The Story
Why it exists.
The beginning
Notre Dame takes its name from the Parisian cathedral, but this fragrance isn't about grandeur or Gothic weight. It's about the city as lived experience. The quiet of the nave at noon. The river light through rose windows. The particular silence of standing somewhere ancient and feeling the present moment settle around you. The brand, Princesse Marina de Bourbon, has always treated fragrance as personal diary rather than commercial statement, drawing on garden botanicals and the tradition of French floral composition. Notre Dame extends that philosophy into an urban register, capturing a different kind of beauty: the kind that holds its shape against daily noise rather than escaping into countryside softness.
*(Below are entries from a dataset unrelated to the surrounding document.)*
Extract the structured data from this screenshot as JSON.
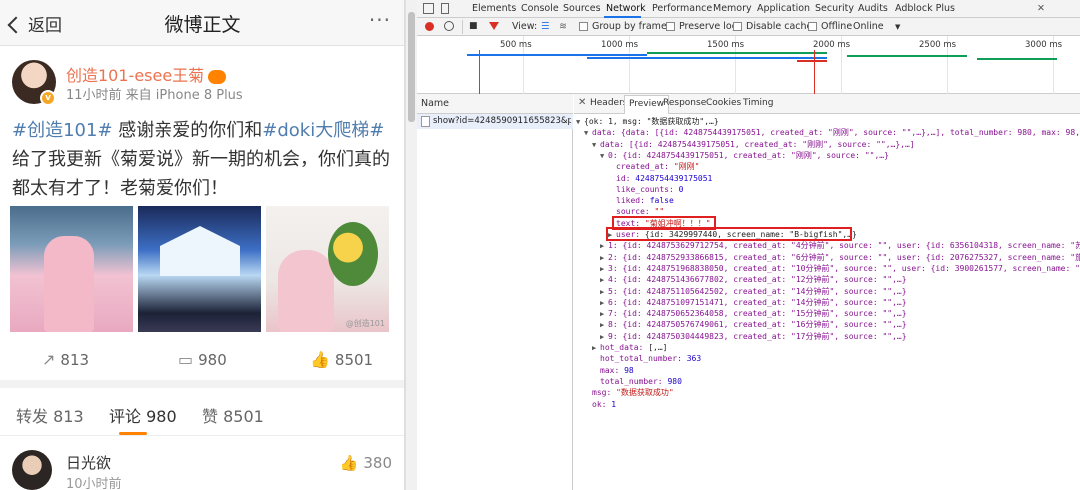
{
  "mobile": {
    "back_label": "返回",
    "title": "微博正文",
    "more_label": "···",
    "post": {
      "username": "创造101-esee王菊",
      "meta": "11小时前 来自 iPhone 8 Plus",
      "text_parts": {
        "t1": "#创造101#",
        "t2": " 感谢亲爱的你们和",
        "t3": "#doki大爬梯#",
        "t4": "给了我更新《菊爱说》新一期的机会，你们真的都太有才了！老菊爱你们！"
      },
      "photo_watermark": "@创造101",
      "repost_count": "813",
      "comment_count": "980",
      "like_count": "8501"
    },
    "tabs": {
      "repost": "转发 813",
      "comment": "评论 980",
      "like": "赞 8501"
    },
    "comment": {
      "name": "日光欲",
      "time": "10小时前",
      "likes": "380"
    }
  },
  "devtools": {
    "tabs": [
      "Elements",
      "Console",
      "Sources",
      "Network",
      "Performance",
      "Memory",
      "Application",
      "Security",
      "Audits",
      "Adblock Plus"
    ],
    "active_tab": "Network",
    "toolbar": {
      "view_label": "View:",
      "group_by_frame": "Group by frame",
      "preserve_log": "Preserve log",
      "disable_cache": "Disable cache",
      "offline": "Offline",
      "online": "Online"
    },
    "timeline_labels": [
      "500 ms",
      "1000 ms",
      "1500 ms",
      "2000 ms",
      "2500 ms",
      "3000 ms"
    ],
    "name_header": "Name",
    "request_name": "show?id=4248590911655823&pa...",
    "detail_tabs": [
      "Headers",
      "Preview",
      "Response",
      "Cookies",
      "Timing"
    ],
    "active_detail_tab": "Preview",
    "json_lines": {
      "l0": "{ok: 1, msg: \"数据获取成功\",…}",
      "l1": "data: {data: [{id: 4248754439175051, created_at: \"刚刚\", source: \"\",…},…], total_number: 980, max: 98,…}",
      "l2": "data: [{id: 4248754439175051, created_at: \"刚刚\", source: \"\",…},…]",
      "l3": "0: {id: 4248754439175051, created_at: \"刚刚\", source: \"\",…}",
      "l4_k": "created_at:",
      "l4_v": "\"刚刚\"",
      "l5_k": "id:",
      "l5_v": "4248754439175051",
      "l6_k": "like_counts:",
      "l6_v": "0",
      "l7_k": "liked:",
      "l7_v": "false",
      "l8_k": "source:",
      "l8_v": "\"\"",
      "l9_k": "text:",
      "l9_v": "\"菊姐冲啊！！！\"",
      "l10_k": "user:",
      "l10_v": "{id: 3429997440, screen_name: \"B-bigfish\",…}",
      "l11": "1: {id: 4248753629712754, created_at: \"4分钟前\", source: \"\", user: {id: 6356104318, screen_name: \"苏好\"",
      "l12": "2: {id: 4248752933866815, created_at: \"6分钟前\", source: \"\", user: {id: 2076275327, screen_name: \"旅途\"",
      "l13": "3: {id: 4248751968838050, created_at: \"10分钟前\", source: \"\", user: {id: 3900261577, screen_name: \"青泡\"",
      "l14": "4: {id: 4248751436677802, created_at: \"12分钟前\", source: \"\",…}",
      "l15": "5: {id: 4248751105642502, created_at: \"14分钟前\", source: \"\",…}",
      "l16": "6: {id: 4248751097151471, created_at: \"14分钟前\", source: \"\",…}",
      "l17": "7: {id: 4248750652364058, created_at: \"15分钟前\", source: \"\",…}",
      "l18": "8: {id: 4248750576749061, created_at: \"16分钟前\", source: \"\",…}",
      "l19": "9: {id: 4248750304449823, created_at: \"17分钟前\", source: \"\",…}",
      "l20_k": "hot_data:",
      "l20_v": "[,…]",
      "l21_k": "hot_total_number:",
      "l21_v": "363",
      "l22_k": "max:",
      "l22_v": "98",
      "l23_k": "total_number:",
      "l23_v": "980",
      "l24_k": "msg:",
      "l24_v": "\"数据获取成功\"",
      "l25_k": "ok:",
      "l25_v": "1"
    }
  },
  "colors": {
    "weibo_orange": "#ff8200",
    "username": "#eb7350",
    "link_blue": "#507daf",
    "highlight_red": "#e02020"
  }
}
What makes Notre Dame work is the way the fig doesn't behave as expected. In lesser compositions, fig signals sweetness and cream. Here it stays cooler, more translucent, almost mineral in its water-adjacent quality. Paired with peony, it creates a floral heart that feels daylight rather than evening. The citrus top is deliberate: not the aggressive zest of a cologne but the softer, more forgiving brightness of Italian bergamot after it's had a moment to settle. The patchouli base isn't aggressive either. It anchors, it extends, it keeps the florals honest rather than letting them float away into abstraction. This is fig used architecturally, not decoratively.
The evolution
The opening announces itself in seconds. Bergamot first, then the orange blossom following close behind, creating an immediate impression of cleanliness and clarity. For the first twenty minutes, the citrus holds the foreground with a brightness that feels morning-intent rather than evening-composed. Then the hand-off happens. Fig emerges from beneath the orange blossom, cooler and less obviously sweet than its reputation suggests, while peony layers in as a powdery counterweight to the fruit's translucence. The heart is the quietest phase, the one that requires proximity to fully read. By hour two, the woody base begins its slow assertion. Patchouli arrives last and stays longest, keeping the fig present even as the florals recede, preventing the whole composition from dissolving into air. The drydown is close, intimate, the kind of scent that only announces itself when someone leans in. On fabric, it outlasts skin by several hours, a faint warmth remaining the next morning.
Cultural impact
Notre Dame occupies an interesting position in the brand's catalog: discontinued but not forgotten. Wearers describe it as the fragrance that introduced them to fig as a serious material, rather than a novelty note. The combination of fig, peony, and patchouli sits outside the typical floral-fruity playbook, appealing to those who found mainstream fruity-florals too sweet or too loud. Community reception is positive but measured, reflecting a fragrance that rewards attention rather than demanding it.